Als u het niet eens bent met deze uitspraak, kunt u een brief sturen naar de Centrale Raad van Beroep waarin u uitlegt waarom u het er niet mee eens bent. Dit heet een beroepschrift. U moet dit beroepschrift indienen binnen 6 weken na de dag waarop deze uitspraak is verzonden. U ziet deze datum hierboven.

Voetnoten

1.Zie bijvoorbeeld de uitspraak van 13 juli 2021, ECLI:NL:CRVB:2021:1714.
2.Zie bijvoorbeeld de uitspraken van 2 november 2021, ECLI:NL:CRVB:2021:2713, en 10 december 2019, ECLI:NL:CRVB:2019:4041.

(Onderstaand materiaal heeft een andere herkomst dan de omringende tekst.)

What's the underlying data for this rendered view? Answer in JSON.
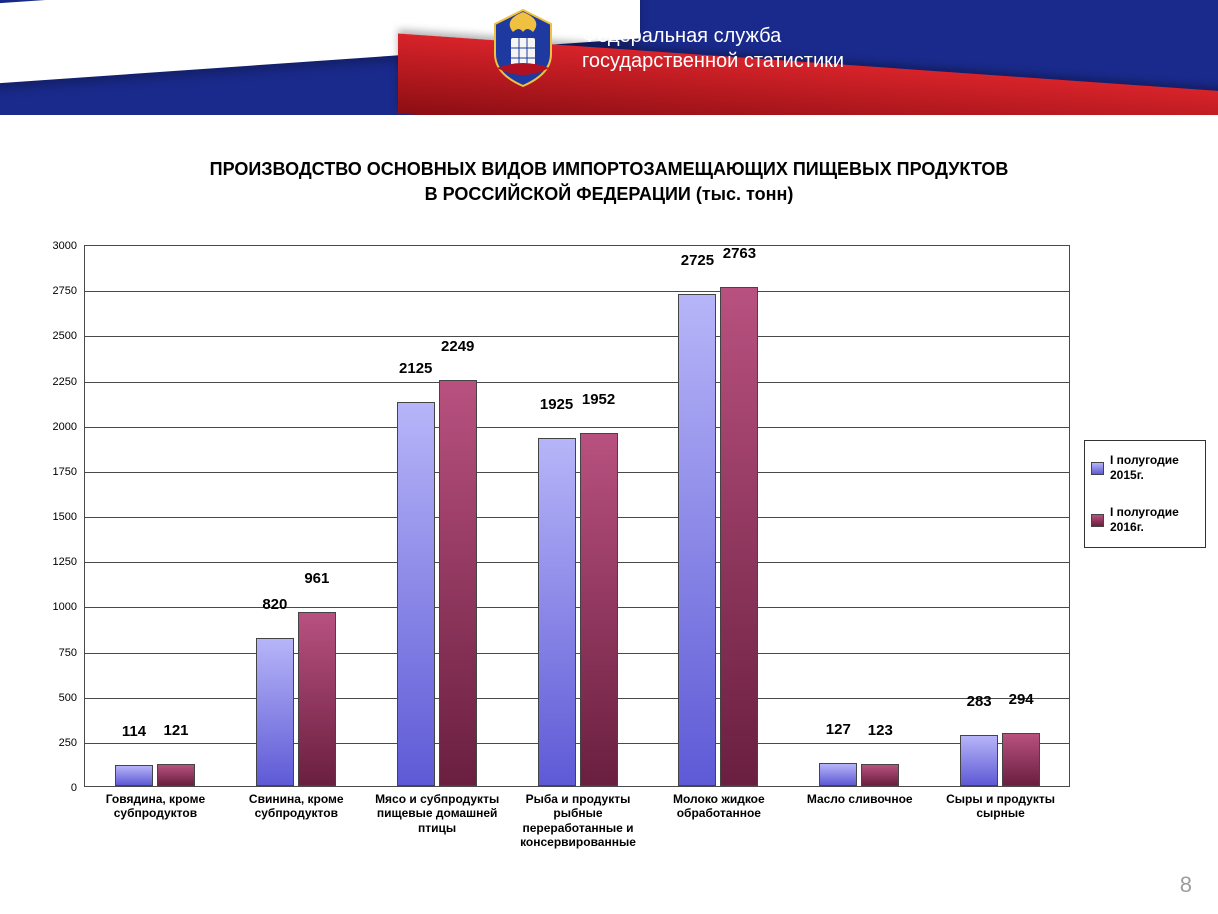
{
  "banner": {
    "org_line1": "Федеральная служба",
    "org_line2": "государственной статистики"
  },
  "title_line1": "ПРОИЗВОДСТВО ОСНОВНЫХ ВИДОВ ИМПОРТОЗАМЕЩАЮЩИХ ПИЩЕВЫХ ПРОДУКТОВ",
  "title_line2": "В РОССИЙСКОЙ ФЕДЕРАЦИИ (тыс. тонн)",
  "page_number": "8",
  "legend": {
    "series1": "I полугодие 2015г.",
    "series2": "I полугодие 2016г."
  },
  "chart": {
    "type": "bar",
    "ylim_max": 3000,
    "ylim_min": 0,
    "ytick_step": 250,
    "grid_color": "#4a4a4a",
    "background_color": "#ffffff",
    "plot_border_color": "#4a4a4a",
    "label_fontsize": 15,
    "axis_fontsize": 11,
    "category_fontsize": 12,
    "series_colors": {
      "s1": "#8d8af0",
      "s2": "#9a3260"
    },
    "bar_gradient": {
      "s1_light": "#b7b5f8",
      "s1_dark": "#5e5ad6",
      "s2_light": "#b8517f",
      "s2_dark": "#6a1f40"
    },
    "categories": [
      {
        "label": "Говядина, кроме субпродуктов",
        "v1": 114,
        "v2": 121
      },
      {
        "label": "Свинина, кроме субпродуктов",
        "v1": 820,
        "v2": 961
      },
      {
        "label": "Мясо и субпродукты пищевые домашней птицы",
        "v1": 2125,
        "v2": 2249
      },
      {
        "label": "Рыба и продукты рыбные переработанные и консервированные",
        "v1": 1925,
        "v2": 1952
      },
      {
        "label": "Молоко жидкое обработанное",
        "v1": 2725,
        "v2": 2763
      },
      {
        "label": "Масло сливочное",
        "v1": 127,
        "v2": 123
      },
      {
        "label": "Сыры и продукты сырные",
        "v1": 283,
        "v2": 294
      }
    ]
  }
}
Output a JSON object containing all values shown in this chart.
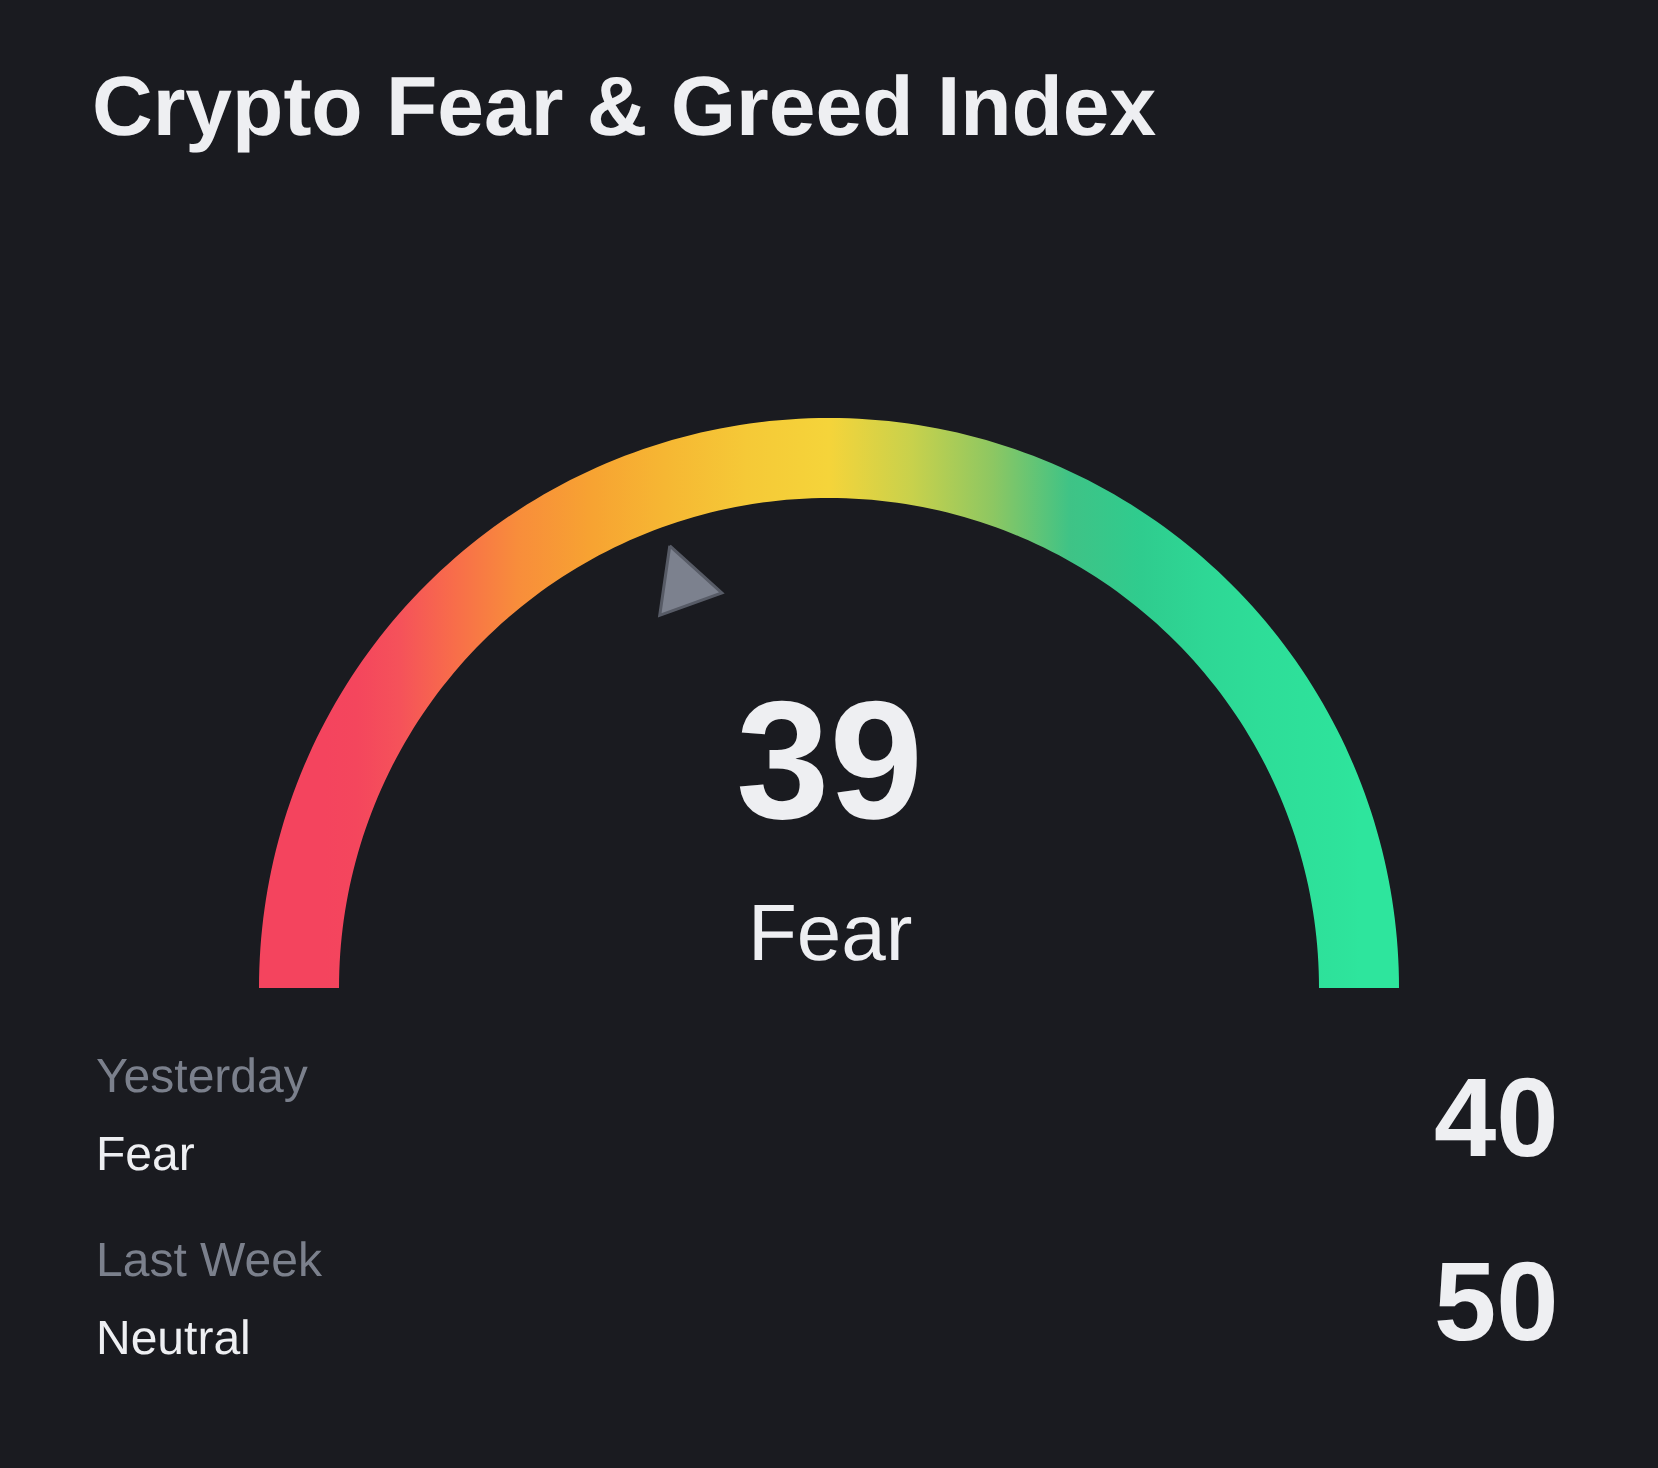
{
  "chart_data": {
    "type": "other",
    "title": "Crypto Fear & Greed Index",
    "categories": [
      null,
      "Yesterday",
      "Last Week"
    ],
    "values": [
      39,
      40,
      50
    ],
    "data_labels": true,
    "annotations": [
      "Fear",
      "Fear",
      "Neutral"
    ]
  }
}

3.Zie bijvoorbeeld de uitspraken van 19 oktober 2021, ECLI:NL:CRVB:2021:2565 en 14 april 2020, ECLI:NL:CRVB:2020:932.
4.Zie bijvoorbeeld de uitspraak van de CRvB van 19 oktober 2021, ECLI:NL:CRVB:2021:2582.
5.Zie bijvoorbeeld de uitspraken van de CRvB van 12 oktober 2021, ECLI:NL:CRVB:2021:2522, en 7 september 2021, ECLI:NL:CRVB:2021:2241.